Book review: Inherent Vice

by Thomas Pynchon

Book review: Inherent Vice

LOS ANGELES in 1970 is a world of flower power in terminal wilt. Charles Manson is awaiting trial and the ‘summer of love’ has broken hearts. Private investigator, Doc Sportello, a leftover hippie with a fondness for the best highs, gets a visit from his ex-girlfriend, Shasta.

Her latest flame, a property development mogul, Mickey Wolfmann, is being played by his wife and her lover, who want to commit him to an asylum. But Mickey is protected by Aryan brotherhood bikers.

Doc follows the trail to a brothel and wakes up with a sore head alongside a murdered body, while his old nemesis, a part-time actor and perpetually violent “renaissance” cop, Bigfoot Bjornsen, waits with the news that Wolfmann and Shasta have vanished.

Doc is approached by an ex-junkie named Hope, whose husband, a famed surf-rock sax player and one-time friend of Shasta’s, named Coy Harlingen, apparently overdosed. Hope believes Coy has faked his death. Doc finds Coy, who is working undercover for the government, and learns of a mysterious boat named the Golden Fang. Then, matters turn really complicated.

Famously reclusive and enormously talented, Thomas Pynchon is one of the most important figures in 20th (and now 21st) century literature, a writer whose novels are defined by their dense narratives and symbolic complexities, and by their towering intellect, scale and ambition.

From his debut novel, V, published in 1963, though The Crying of Lot 49 and the National Book Award-winning Gravity’s Rainbow, to 1997’s astonishing Mason & Dixon, he set the bar for American fiction at an intimidating height, and drew comparison with Melville, Dickens, Conrad and Joyce as an epic mind.

His output has increased. Against the Day, in 2006, was a wild, thousand-page slab of historical science fiction, and last year’s Bleeding Edge was a 9/11 state-of-the-cybernation story.

In between, in 2009, came Inherent Vice. His most readable book, it was an obvious pastiche, a heavily psychedelic twist on Raymond Chandler’s hard-boiled Philip Marlowe classics. It was too quickly dismissed as lightweight.
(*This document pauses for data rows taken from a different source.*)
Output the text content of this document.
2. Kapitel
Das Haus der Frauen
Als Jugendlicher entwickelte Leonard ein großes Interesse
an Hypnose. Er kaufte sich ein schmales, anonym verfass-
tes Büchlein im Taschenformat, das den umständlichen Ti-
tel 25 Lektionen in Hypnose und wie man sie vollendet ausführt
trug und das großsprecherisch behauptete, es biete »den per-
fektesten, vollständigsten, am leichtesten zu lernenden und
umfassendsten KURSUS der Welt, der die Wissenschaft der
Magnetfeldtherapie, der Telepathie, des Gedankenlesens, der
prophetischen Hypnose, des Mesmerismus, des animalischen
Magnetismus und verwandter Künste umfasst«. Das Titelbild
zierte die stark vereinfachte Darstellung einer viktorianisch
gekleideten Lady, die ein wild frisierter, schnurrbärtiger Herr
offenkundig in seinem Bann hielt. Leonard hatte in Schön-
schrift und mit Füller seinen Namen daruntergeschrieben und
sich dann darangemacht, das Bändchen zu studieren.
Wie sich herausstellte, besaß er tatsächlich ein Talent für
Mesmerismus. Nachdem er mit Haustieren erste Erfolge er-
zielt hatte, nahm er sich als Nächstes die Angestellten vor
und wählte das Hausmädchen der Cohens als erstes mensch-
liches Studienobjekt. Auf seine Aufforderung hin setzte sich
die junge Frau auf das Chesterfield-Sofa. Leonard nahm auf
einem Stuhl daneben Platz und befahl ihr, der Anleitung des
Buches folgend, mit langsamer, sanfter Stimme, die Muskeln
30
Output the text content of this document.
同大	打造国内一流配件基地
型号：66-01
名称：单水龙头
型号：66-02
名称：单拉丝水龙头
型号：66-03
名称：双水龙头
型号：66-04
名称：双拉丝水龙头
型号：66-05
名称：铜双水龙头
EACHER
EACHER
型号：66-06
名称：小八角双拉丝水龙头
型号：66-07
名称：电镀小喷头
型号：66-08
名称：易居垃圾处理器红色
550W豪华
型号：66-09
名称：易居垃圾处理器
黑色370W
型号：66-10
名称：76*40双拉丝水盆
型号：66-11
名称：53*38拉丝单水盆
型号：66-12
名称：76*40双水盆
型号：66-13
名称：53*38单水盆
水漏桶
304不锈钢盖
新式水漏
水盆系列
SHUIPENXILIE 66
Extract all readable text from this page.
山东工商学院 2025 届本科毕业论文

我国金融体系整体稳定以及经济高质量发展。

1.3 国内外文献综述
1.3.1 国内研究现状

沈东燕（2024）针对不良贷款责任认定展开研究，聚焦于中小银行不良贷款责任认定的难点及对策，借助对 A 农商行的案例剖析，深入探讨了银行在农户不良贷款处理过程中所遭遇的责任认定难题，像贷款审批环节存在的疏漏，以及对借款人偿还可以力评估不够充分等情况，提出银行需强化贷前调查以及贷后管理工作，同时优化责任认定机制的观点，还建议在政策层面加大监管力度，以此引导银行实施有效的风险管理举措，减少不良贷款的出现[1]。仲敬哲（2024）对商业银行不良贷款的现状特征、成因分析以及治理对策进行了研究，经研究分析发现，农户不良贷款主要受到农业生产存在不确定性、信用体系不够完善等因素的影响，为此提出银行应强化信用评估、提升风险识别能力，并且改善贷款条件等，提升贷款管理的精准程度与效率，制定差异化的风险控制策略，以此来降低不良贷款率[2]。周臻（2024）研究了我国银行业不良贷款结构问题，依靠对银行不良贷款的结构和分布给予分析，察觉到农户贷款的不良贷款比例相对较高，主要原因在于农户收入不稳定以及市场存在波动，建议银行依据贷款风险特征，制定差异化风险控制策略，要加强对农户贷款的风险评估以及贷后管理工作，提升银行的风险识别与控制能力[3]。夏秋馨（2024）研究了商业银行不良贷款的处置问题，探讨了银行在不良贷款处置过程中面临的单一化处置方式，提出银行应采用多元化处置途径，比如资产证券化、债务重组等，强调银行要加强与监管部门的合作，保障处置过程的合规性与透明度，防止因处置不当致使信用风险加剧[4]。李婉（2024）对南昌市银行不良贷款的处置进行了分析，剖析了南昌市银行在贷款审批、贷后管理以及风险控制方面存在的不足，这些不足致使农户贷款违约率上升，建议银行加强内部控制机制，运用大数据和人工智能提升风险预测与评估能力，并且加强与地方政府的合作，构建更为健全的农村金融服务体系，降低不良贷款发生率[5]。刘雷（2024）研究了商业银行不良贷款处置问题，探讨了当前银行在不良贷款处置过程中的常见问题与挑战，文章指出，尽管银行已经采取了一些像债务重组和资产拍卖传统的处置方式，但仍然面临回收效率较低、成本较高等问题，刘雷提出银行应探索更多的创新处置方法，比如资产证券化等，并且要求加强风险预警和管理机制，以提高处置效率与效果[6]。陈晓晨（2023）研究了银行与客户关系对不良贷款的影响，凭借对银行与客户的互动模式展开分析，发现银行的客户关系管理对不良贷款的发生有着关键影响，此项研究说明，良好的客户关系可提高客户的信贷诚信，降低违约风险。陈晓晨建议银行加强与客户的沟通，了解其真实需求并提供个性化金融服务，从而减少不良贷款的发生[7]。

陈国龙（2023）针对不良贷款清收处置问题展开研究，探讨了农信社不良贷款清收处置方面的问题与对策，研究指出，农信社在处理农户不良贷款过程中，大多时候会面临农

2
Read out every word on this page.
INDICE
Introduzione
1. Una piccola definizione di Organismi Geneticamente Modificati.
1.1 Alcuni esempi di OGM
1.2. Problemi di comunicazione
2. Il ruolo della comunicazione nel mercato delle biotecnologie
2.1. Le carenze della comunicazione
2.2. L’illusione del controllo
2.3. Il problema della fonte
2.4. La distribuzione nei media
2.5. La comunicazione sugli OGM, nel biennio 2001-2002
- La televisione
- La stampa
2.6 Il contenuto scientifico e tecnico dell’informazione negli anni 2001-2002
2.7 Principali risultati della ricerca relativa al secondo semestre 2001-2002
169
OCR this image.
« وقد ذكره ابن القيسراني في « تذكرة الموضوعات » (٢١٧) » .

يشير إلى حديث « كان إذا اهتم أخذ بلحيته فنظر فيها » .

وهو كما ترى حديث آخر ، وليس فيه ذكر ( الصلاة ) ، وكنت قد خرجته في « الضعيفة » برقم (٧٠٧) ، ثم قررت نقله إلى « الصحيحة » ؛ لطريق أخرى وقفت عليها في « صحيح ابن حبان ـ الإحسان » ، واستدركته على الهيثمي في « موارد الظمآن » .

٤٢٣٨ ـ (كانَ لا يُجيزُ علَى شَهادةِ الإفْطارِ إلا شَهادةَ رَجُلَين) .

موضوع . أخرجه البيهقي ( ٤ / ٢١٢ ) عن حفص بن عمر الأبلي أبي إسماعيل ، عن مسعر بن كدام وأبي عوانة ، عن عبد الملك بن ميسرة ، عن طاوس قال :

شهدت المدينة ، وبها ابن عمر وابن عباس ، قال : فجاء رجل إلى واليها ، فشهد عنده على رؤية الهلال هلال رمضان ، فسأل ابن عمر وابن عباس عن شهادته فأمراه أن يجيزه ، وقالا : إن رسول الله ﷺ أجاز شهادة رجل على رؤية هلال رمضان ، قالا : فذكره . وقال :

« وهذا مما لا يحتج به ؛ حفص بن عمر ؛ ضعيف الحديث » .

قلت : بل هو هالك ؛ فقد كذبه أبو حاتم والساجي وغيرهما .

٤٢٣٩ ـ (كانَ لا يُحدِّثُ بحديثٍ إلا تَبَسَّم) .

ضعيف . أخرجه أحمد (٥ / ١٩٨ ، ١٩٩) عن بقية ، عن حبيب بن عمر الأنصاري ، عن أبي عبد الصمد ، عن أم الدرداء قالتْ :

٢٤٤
On the back of the big screen adaptation by director, Paul Thomas Anderson, it has a deserved second chance.

Whether it is pastiche or not, die-hard fans will recognise the familiar Pynchonian touches: puns, side-splitting dialogue, peculiar character names, dope, rock ’n’ roll, lazily long and beautifully unfurling sentences, and the constant background paranoia.

But where his more challenging novels feel like intellectual marathons, this is an easygoing stroll. The post-modernistic reflexes have slackened in favour of a convoluted but clean plot.

The result is a warm and joyous read. There is softness about this book, but also a tinge of melancholy. In telling a (for him) relatively straightforward story, Pynchon has put the 1960s in perspective, especially with the hindsight of what was to follow. Inherent Vice represents a world on the brink of apocalypse.